The United States market has experienced a notable upswing, climbing 3.0% in the last 7 days and 26% over the past year, with earnings forecasted to grow by 16% annually. In this buoyant environment, dividend stocks can be an attractive option for investors seeking steady income and potential appreciation amidst positive market momentum.
| Name | Dividend Yield | Dividend Rating |
| Provident Financial Services (PFS) | 4.35% | ★★★★★★ |
| Peoples Bancorp (PEBO) | 4.80% | ★★★★★★ |
| OTC Markets Group (OTCM) | 5.46% | ★★★★★★ |
| Omega Healthcare Investors (OHI) | 5.90% | ★★★★★★ |
| First Interstate BancSystem (FIBK) | 5.52% | ★★★★★★ |
| First Community Bankshares (FCBC) | 5.24% | ★★★★★★ |
| Farmers National Banc (FMNB) | 4.96% | ★★★★★★ |
| Ennis (EBF) | 4.52% | ★★★★★★ |
| Dillard's (DDS) | 5.23% | ★★★★★★ |
| Columbia Banking System (COLB) | 5.12% | ★★★★★★ |
Click here to see the full list of 102 stocks from our Top US Dividend Stocks screener.
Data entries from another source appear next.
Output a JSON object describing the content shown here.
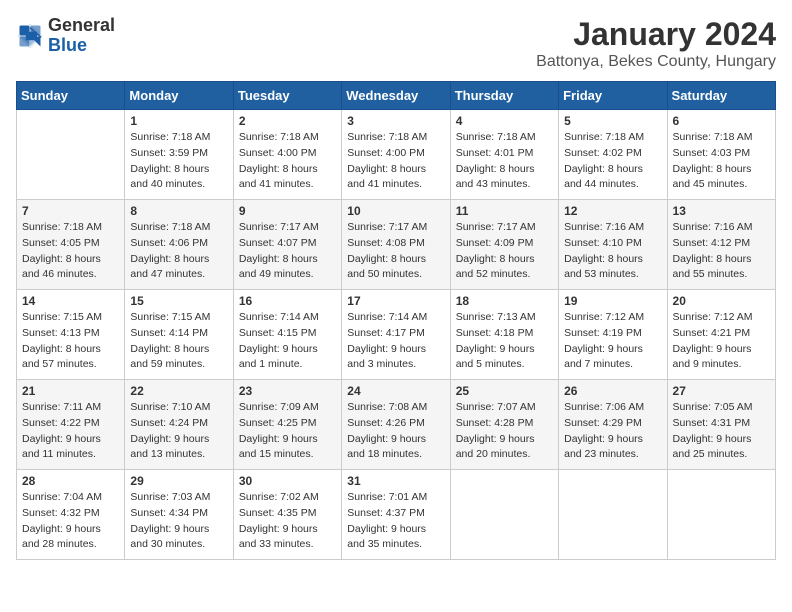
{
  "logo": {
    "general": "General",
    "blue": "Blue"
  },
  "title": "January 2024",
  "location": "Battonya, Bekes County, Hungary",
  "days_of_week": [
    "Sunday",
    "Monday",
    "Tuesday",
    "Wednesday",
    "Thursday",
    "Friday",
    "Saturday"
  ],
  "weeks": [
    [
      {
        "day": "",
        "sunrise": "",
        "sunset": "",
        "daylight": ""
      },
      {
        "day": "1",
        "sunrise": "Sunrise: 7:18 AM",
        "sunset": "Sunset: 3:59 PM",
        "daylight": "Daylight: 8 hours and 40 minutes."
      },
      {
        "day": "2",
        "sunrise": "Sunrise: 7:18 AM",
        "sunset": "Sunset: 4:00 PM",
        "daylight": "Daylight: 8 hours and 41 minutes."
      },
      {
        "day": "3",
        "sunrise": "Sunrise: 7:18 AM",
        "sunset": "Sunset: 4:00 PM",
        "daylight": "Daylight: 8 hours and 41 minutes."
      },
      {
        "day": "4",
        "sunrise": "Sunrise: 7:18 AM",
        "sunset": "Sunset: 4:01 PM",
        "daylight": "Daylight: 8 hours and 43 minutes."
      },
      {
        "day": "5",
        "sunrise": "Sunrise: 7:18 AM",
        "sunset": "Sunset: 4:02 PM",
        "daylight": "Daylight: 8 hours and 44 minutes."
      },
      {
        "day": "6",
        "sunrise": "Sunrise: 7:18 AM",
        "sunset": "Sunset: 4:03 PM",
        "daylight": "Daylight: 8 hours and 45 minutes."
      }
    ],
    [
      {
        "day": "7",
        "sunrise": "Sunrise: 7:18 AM",
        "sunset": "Sunset: 4:05 PM",
        "daylight": "Daylight: 8 hours and 46 minutes."
      },
      {
        "day": "8",
        "sunrise": "Sunrise: 7:18 AM",
        "sunset": "Sunset: 4:06 PM",
        "daylight": "Daylight: 8 hours and 47 minutes."
      },
      {
        "day": "9",
        "sunrise": "Sunrise: 7:17 AM",
        "sunset": "Sunset: 4:07 PM",
        "daylight": "Daylight: 8 hours and 49 minutes."
      },
      {
        "day": "10",
        "sunrise": "Sunrise: 7:17 AM",
        "sunset": "Sunset: 4:08 PM",
        "daylight": "Daylight: 8 hours and 50 minutes."
      },
      {
        "day": "11",
        "sunrise": "Sunrise: 7:17 AM",
        "sunset": "Sunset: 4:09 PM",
        "daylight": "Daylight: 8 hours and 52 minutes."
      },
      {
        "day": "12",
        "sunrise": "Sunrise: 7:16 AM",
        "sunset": "Sunset: 4:10 PM",
        "daylight": "Daylight: 8 hours and 53 minutes."
      },
      {
        "day": "13",
        "sunrise": "Sunrise: 7:16 AM",
        "sunset": "Sunset: 4:12 PM",
        "daylight": "Daylight: 8 hours and 55 minutes."
      }
    ],
    [
      {
        "day": "14",
        "sunrise": "Sunrise: 7:15 AM",
        "sunset": "Sunset: 4:13 PM",
        "daylight": "Daylight: 8 hours and 57 minutes."
      },
      {
        "day": "15",
        "sunrise": "Sunrise: 7:15 AM",
        "sunset": "Sunset: 4:14 PM",
        "daylight": "Daylight: 8 hours and 59 minutes."
      },
      {
        "day": "16",
        "sunrise": "Sunrise: 7:14 AM",
        "sunset": "Sunset: 4:15 PM",
        "daylight": "Daylight: 9 hours and 1 minute."
      },
      {
        "day": "17",
        "sunrise": "Sunrise: 7:14 AM",
        "sunset": "Sunset: 4:17 PM",
        "daylight": "Daylight: 9 hours and 3 minutes."
      },
      {
        "day": "18",
        "sunrise": "Sunrise: 7:13 AM",
        "sunset": "Sunset: 4:18 PM",
        "daylight": "Daylight: 9 hours and 5 minutes."
      },
      {
        "day": "19",
        "sunrise": "Sunrise: 7:12 AM",
        "sunset": "Sunset: 4:19 PM",
        "daylight": "Daylight: 9 hours and 7 minutes."
      },
      {
        "day": "20",
        "sunrise": "Sunrise: 7:12 AM",
        "sunset": "Sunset: 4:21 PM",
        "daylight": "Daylight: 9 hours and 9 minutes."
      }
    ],
    [
      {
        "day": "21",
        "sunrise": "Sunrise: 7:11 AM",
        "sunset": "Sunset: 4:22 PM",
        "daylight": "Daylight: 9 hours and 11 minutes."
      },
      {
        "day": "22",
        "sunrise": "Sunrise: 7:10 AM",
        "sunset": "Sunset: 4:24 PM",
        "daylight": "Daylight: 9 hours and 13 minutes."
      },
      {
        "day": "23",
        "sunrise": "Sunrise: 7:09 AM",
        "sunset": "Sunset: 4:25 PM",
        "daylight": "Daylight: 9 hours and 15 minutes."
      },
      {
        "day": "24",
        "sunrise": "Sunrise: 7:08 AM",
        "sunset": "Sunset: 4:26 PM",
        "daylight": "Daylight: 9 hours and 18 minutes."
      },
      {
        "day": "25",
        "sunrise": "Sunrise: 7:07 AM",
        "sunset": "Sunset: 4:28 PM",
        "daylight": "Daylight: 9 hours and 20 minutes."
      },
      {
        "day": "26",
        "sunrise": "Sunrise: 7:06 AM",
        "sunset": "Sunset: 4:29 PM",
        "daylight": "Daylight: 9 hours and 23 minutes."
      },
      {
        "day": "27",
        "sunrise": "Sunrise: 7:05 AM",
        "sunset": "Sunset: 4:31 PM",
        "daylight": "Daylight: 9 hours and 25 minutes."
      }
    ],
    [
      {
        "day": "28",
        "sunrise": "Sunrise: 7:04 AM",
        "sunset": "Sunset: 4:32 PM",
        "daylight": "Daylight: 9 hours and 28 minutes."
      },
      {
        "day": "29",
        "sunrise": "Sunrise: 7:03 AM",
        "sunset": "Sunset: 4:34 PM",
        "daylight": "Daylight: 9 hours and 30 minutes."
      },
      {
        "day": "30",
        "sunrise": "Sunrise: 7:02 AM",
        "sunset": "Sunset: 4:35 PM",
        "daylight": "Daylight: 9 hours and 33 minutes."
      },
      {
        "day": "31",
        "sunrise": "Sunrise: 7:01 AM",
        "sunset": "Sunset: 4:37 PM",
        "daylight": "Daylight: 9 hours and 35 minutes."
      },
      {
        "day": "",
        "sunrise": "",
        "sunset": "",
        "daylight": ""
      },
      {
        "day": "",
        "sunrise": "",
        "sunset": "",
        "daylight": ""
      },
      {
        "day": "",
        "sunrise": "",
        "sunset": "",
        "daylight": ""
      }
    ]
  ]
}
Let's explore several standout options from the results in the screener.
Simply Wall St Dividend Rating: ★★★★☆☆
Overview: Fidelity D & D Bancorp, Inc. is the bank holding company for The Fidelity Deposit and Discount Bank, offering banking, trust, and financial services to individuals, small businesses, and corporate customers with a market cap of $258.85 million.
Operations: Fidelity D & D Bancorp, Inc. generates revenue of $91.66 million from its banking, trust, and financial services provided to a diverse clientele including individuals, small businesses, and corporate customers.
Dividend Yield: 3.8%
Fidelity D & D Bancorp offers a stable dividend yield of 3.75%, supported by a low payout ratio of 33.3%. The dividends have been reliable and growing over the past decade, though they are lower than the top quartile in the US market. Recent earnings growth of 35.6% and a declared dividend increase to $0.43 per share highlight financial strength, while new executive leadership may further enhance strategic growth initiatives.
Simply Wall St Dividend Rating: ★★★★★☆
Overview: Weyco Group, Inc. designs, markets, and distributes footwear for men, women, and children across the United States, Canada, Australia, Asia, and South Africa with a market cap of $306.22 million.
Operations: Weyco Group, Inc.'s revenue is primarily derived from its Wholesale segment at $216.75 million and its Retail segment at $35.72 million.
Dividend Yield: 3.2%
Weyco Group's dividend yield of 3.18% is modest compared to top US payers, but it offers stability and growth over the past decade. The payout ratio of 44.3% and cash payout ratio of 28.6% ensure dividends are well-covered by earnings and cash flow, affirming sustainability. Recent buybacks totaling $94.59 million reflect a commitment to shareholder returns despite declining sales and net income in 2025, with a quarterly dividend maintained at $0.27 per share.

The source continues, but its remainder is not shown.